Publicly, the Manhattan Beach City Council needs to substantiate why Hanson’s at-will status did not result in discharge without these payments, especially as it is poised to seek higher taxes from its residents for storm water, street lighting, and other infrastructure and capital improvements.
Edward C. Caprielian, Ph.D.
Manhattan Beach
Down from the hill
Dear ER:
We moved from Palos Verdes to Redondo Beach a few years ago to downsize and enjoy the beach and the waterfront. It didn’t take long to find out that something was very wrong with the way Redondo Beach is managed. The power plant company AES and the Chamber of Commerce pretty much run the town and the majority of City Hall officials. Soon after we got here Mayor Aspel and his council majority voted to give away the waterfront to some shopping center development company, taking our valuable coastal land away from the citizens and gifting it to a private corporation to do with as they pleased. Next, we watched Mayor Aspel and the Chamber of Commerce being the head cheerleaders for AES’s scheme to bypass the normal planning process with “Measure B.” This measure would have given AES power to do as they pleased with their side of the waterfront, causing extreme increases in traffic and a huge condo-commercial development to nearly match the monster that is there now. Mayor Aspel and friends vetoed Councilman Bill Brand’s motion to put this up to the vote of the people, shutting the rest of us out completely.

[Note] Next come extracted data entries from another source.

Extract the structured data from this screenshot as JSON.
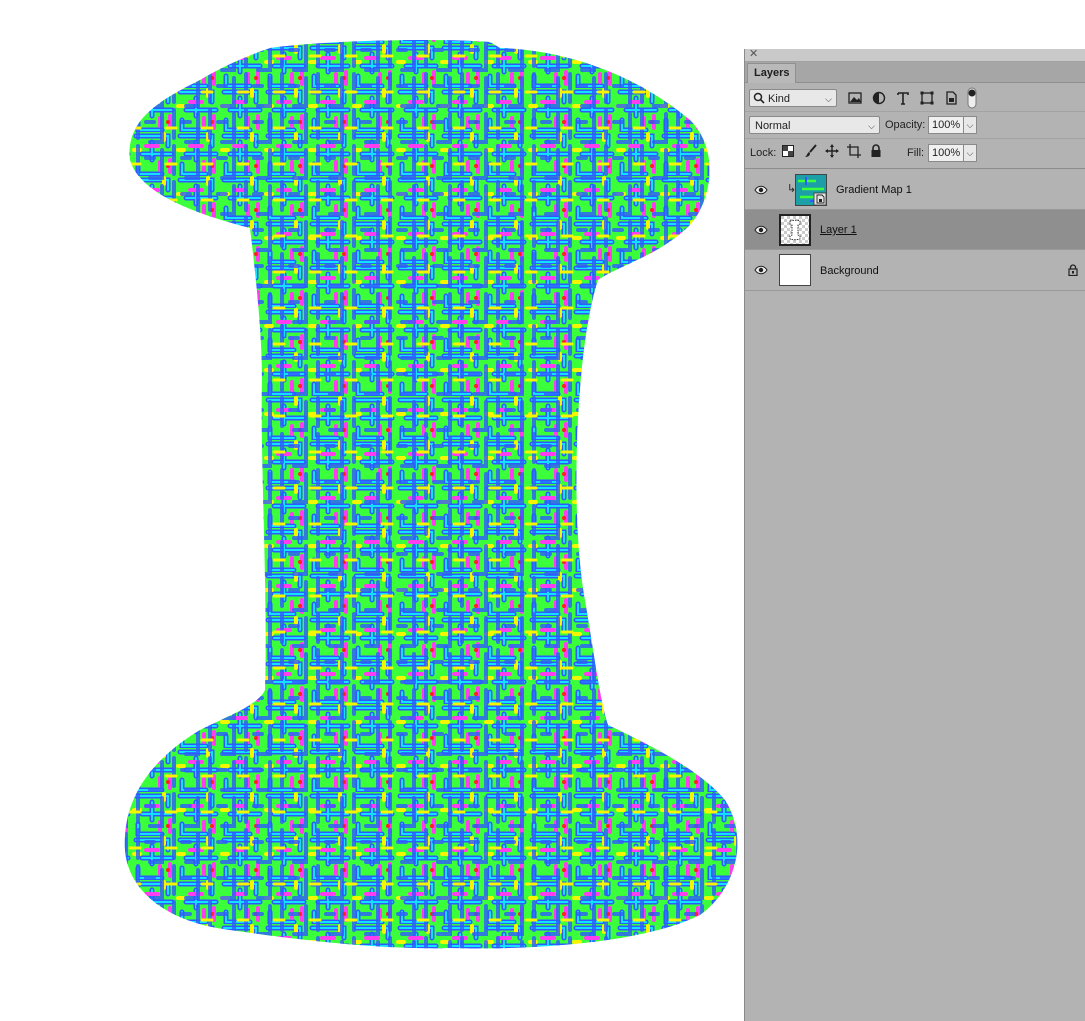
{
  "panel": {
    "tab_label": "Layers",
    "filter": {
      "selected": "Kind"
    },
    "blend_mode": "Normal",
    "opacity_label": "Opacity:",
    "opacity_value": "100%",
    "lock_label": "Lock:",
    "fill_label": "Fill:",
    "fill_value": "100%",
    "layers": [
      {
        "name": "Gradient Map 1",
        "clipped": true,
        "visible": true,
        "selected": false
      },
      {
        "name": "Layer 1",
        "visible": true,
        "selected": true
      },
      {
        "name": "Background",
        "visible": true,
        "selected": false,
        "locked": true
      }
    ]
  },
  "colors": {
    "pattern": [
      "#2d5bff",
      "#12e0ff",
      "#3cff3c",
      "#f5f500",
      "#ff3df0",
      "#ff2020"
    ],
    "panel_bg": "#b3b3b3",
    "selected_row": "#8f8f8f"
  },
  "icons": [
    "search-icon",
    "image-filter-icon",
    "adjustment-filter-icon",
    "type-filter-icon",
    "shape-filter-icon",
    "smart-object-filter-icon",
    "filter-toggle-icon",
    "lock-transparent-icon",
    "lock-paint-icon",
    "lock-move-icon",
    "lock-artboard-icon",
    "lock-all-icon",
    "eye-icon",
    "lock-icon"
  ]
}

My vision was to continue making the improvements to the pier that have already started under public ownership and work our way around the waterfront to retrofit and beautify everything to match a new and better plan. I am in touch with two non-profit organizations that will help us with funding and will keep the waterfront in the hands of the people of Redondo Beach. One is the “Trust For Public Land.” The other is “Rails To Trails.”
We need to change the culture of City Hall with qualified elected officials. We are so very fortunate to have Candace Allen Nafissi running for the city council District 3 seat. I’ve known Candace since she and our granddaughters went to school together.
Barbara Epstein
Redondo Beach
Get off the pot
Dear ER:
What a joke. The council was elected to take action. Not hire more attorneys, form task forces and blither about incoherently. AES owns the land and has a deep pocket. The longer we wait to strike a deal on development of the AES property, the more at risk we become of having no input on what happens. Stop the kabuki dance and make a deal.
Fred Katz
Redondo Beach.
Like a rolling stone
Dear ER:
The 25th Annual Dylanfest was a remarkable event (“’Forever Young,” ER April 30, 2015).

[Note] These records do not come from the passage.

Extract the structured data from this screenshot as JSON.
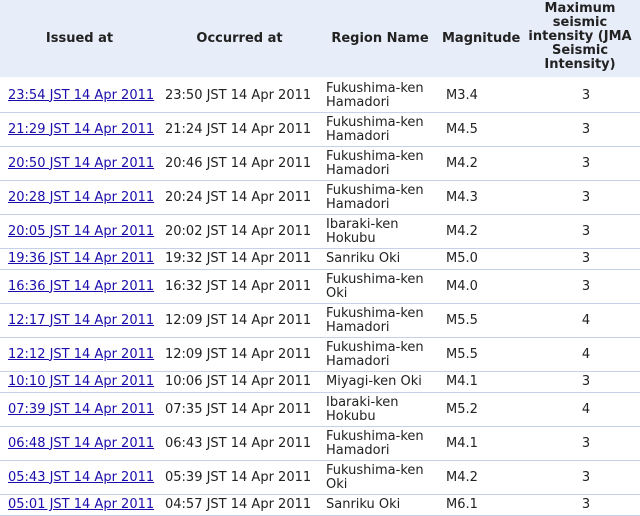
{
  "headers": {
    "issued_at": "Issued at",
    "occurred_at": "Occurred at",
    "region_name": "Region Name",
    "magnitude": "Magnitude",
    "max_intensity": "Maximum seismic intensity (JMA Seismic Intensity)"
  },
  "rows": [
    {
      "issued": "23:54 JST 14 Apr 2011",
      "occurred": "23:50 JST 14 Apr 2011",
      "region": "Fukushima-ken Hamadori",
      "magnitude": "M3.4",
      "intensity": "3"
    },
    {
      "issued": "21:29 JST 14 Apr 2011",
      "occurred": "21:24 JST 14 Apr 2011",
      "region": "Fukushima-ken Hamadori",
      "magnitude": "M4.5",
      "intensity": "3"
    },
    {
      "issued": "20:50 JST 14 Apr 2011",
      "occurred": "20:46 JST 14 Apr 2011",
      "region": "Fukushima-ken Hamadori",
      "magnitude": "M4.2",
      "intensity": "3"
    },
    {
      "issued": "20:28 JST 14 Apr 2011",
      "occurred": "20:24 JST 14 Apr 2011",
      "region": "Fukushima-ken Hamadori",
      "magnitude": "M4.3",
      "intensity": "3"
    },
    {
      "issued": "20:05 JST 14 Apr 2011",
      "occurred": "20:02 JST 14 Apr 2011",
      "region": "Ibaraki-ken Hokubu",
      "magnitude": "M4.2",
      "intensity": "3"
    },
    {
      "issued": "19:36 JST 14 Apr 2011",
      "occurred": "19:32 JST 14 Apr 2011",
      "region": "Sanriku Oki",
      "magnitude": "M5.0",
      "intensity": "3"
    },
    {
      "issued": "16:36 JST 14 Apr 2011",
      "occurred": "16:32 JST 14 Apr 2011",
      "region": "Fukushima-ken Oki",
      "magnitude": "M4.0",
      "intensity": "3"
    },
    {
      "issued": "12:17 JST 14 Apr 2011",
      "occurred": "12:09 JST 14 Apr 2011",
      "region": "Fukushima-ken Hamadori",
      "magnitude": "M5.5",
      "intensity": "4"
    },
    {
      "issued": "12:12 JST 14 Apr 2011",
      "occurred": "12:09 JST 14 Apr 2011",
      "region": "Fukushima-ken Hamadori",
      "magnitude": "M5.5",
      "intensity": "4"
    },
    {
      "issued": "10:10 JST 14 Apr 2011",
      "occurred": "10:06 JST 14 Apr 2011",
      "region": "Miyagi-ken Oki",
      "magnitude": "M4.1",
      "intensity": "3"
    },
    {
      "issued": "07:39 JST 14 Apr 2011",
      "occurred": "07:35 JST 14 Apr 2011",
      "region": "Ibaraki-ken Hokubu",
      "magnitude": "M5.2",
      "intensity": "4"
    },
    {
      "issued": "06:48 JST 14 Apr 2011",
      "occurred": "06:43 JST 14 Apr 2011",
      "region": "Fukushima-ken Hamadori",
      "magnitude": "M4.1",
      "intensity": "3"
    },
    {
      "issued": "05:43 JST 14 Apr 2011",
      "occurred": "05:39 JST 14 Apr 2011",
      "region": "Fukushima-ken Oki",
      "magnitude": "M4.2",
      "intensity": "3"
    },
    {
      "issued": "05:01 JST 14 Apr 2011",
      "occurred": "04:57 JST 14 Apr 2011",
      "region": "Sanriku Oki",
      "magnitude": "M6.1",
      "intensity": "3"
    }
  ]
}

As with the Dylanfest in years past, this day went wonderfully well. We sang with joyous tears to the absolutely perfect performances by REnee Safier, Andy Hill, and Marty Rifkin.
Dora Perez-Meyer
Torrance
Bad business
Dear ER:
I am dismayed and disheartened by the Redondo Beach Chamber of Commerce’s personal attacks on District 3 council candidate Candace Allen Nafissi. She is lifetime South Bay native, having lived in Redondo for the last six years.

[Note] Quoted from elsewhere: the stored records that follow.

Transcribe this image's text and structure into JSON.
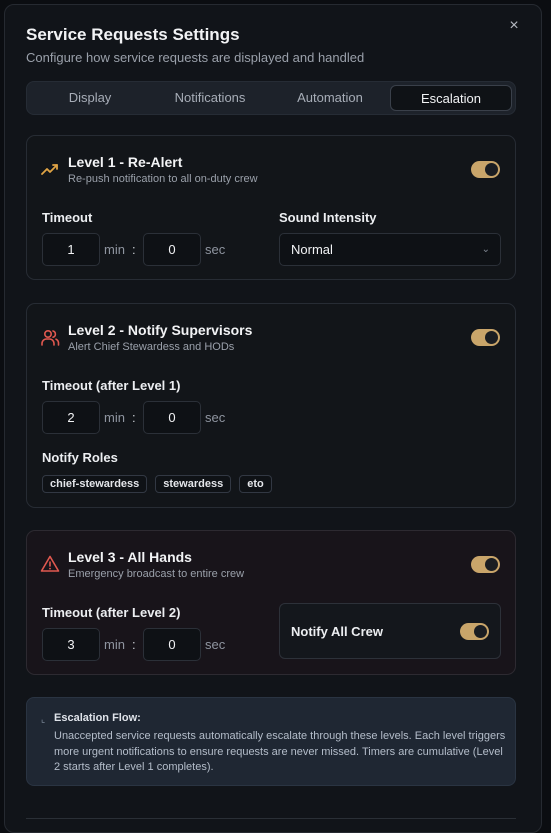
{
  "modal": {
    "title": "Service Requests Settings",
    "subtitle": "Configure how service requests are displayed and handled",
    "close_icon": "×"
  },
  "tabs": [
    {
      "label": "Display",
      "active": false
    },
    {
      "label": "Notifications",
      "active": false
    },
    {
      "label": "Automation",
      "active": false
    },
    {
      "label": "Escalation",
      "active": true
    }
  ],
  "levels": [
    {
      "title": "Level 1 - Re-Alert",
      "description": "Re-push notification to all on-duty crew",
      "icon": "trending-up-icon",
      "enabled": true,
      "timeout_label": "Timeout",
      "minutes": "1",
      "seconds": "0",
      "min_unit": "min",
      "sec_unit": "sec",
      "colon": ":",
      "sound_label": "Sound Intensity",
      "sound_value": "Normal"
    },
    {
      "title": "Level 2 - Notify Supervisors",
      "description": "Alert Chief Stewardess and HODs",
      "icon": "users-icon",
      "enabled": true,
      "timeout_label": "Timeout (after Level 1)",
      "minutes": "2",
      "seconds": "0",
      "min_unit": "min",
      "sec_unit": "sec",
      "colon": ":",
      "roles_label": "Notify Roles",
      "roles": [
        "chief-stewardess",
        "stewardess",
        "eto"
      ]
    },
    {
      "title": "Level 3 - All Hands",
      "description": "Emergency broadcast to entire crew",
      "icon": "alert-triangle-icon",
      "enabled": true,
      "timeout_label": "Timeout (after Level 2)",
      "minutes": "3",
      "seconds": "0",
      "min_unit": "min",
      "sec_unit": "sec",
      "colon": ":",
      "notify_all_label": "Notify All Crew",
      "notify_all_enabled": true
    }
  ],
  "info": {
    "title": "Escalation Flow:",
    "body": "Unaccepted service requests automatically escalate through these levels. Each level triggers more urgent notifications to ensure requests are never missed. Timers are cumulative (Level 2 starts after Level 1 completes)."
  },
  "colors": {
    "accent": "#c9a56a",
    "level1_icon": "#e0a445",
    "level2_icon": "#e0584f",
    "level3_icon": "#e0584f"
  }
}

Donations for Candace for Council are mostly from single Redondo households, not developers, or unions. Our Congressman Ted Lieu, Redondo Council Member Steve Sammarco, former Redondo school board presidents, Todd Loewenstein and Dave Wiggins, as well as other local council members, including Amy Howorth, Nanette Barragan and Hany Fangary. Mail in your ballot today for a true representative for District 3 and the issues that need to be addressed.Don’t succumb to the sleaze machine.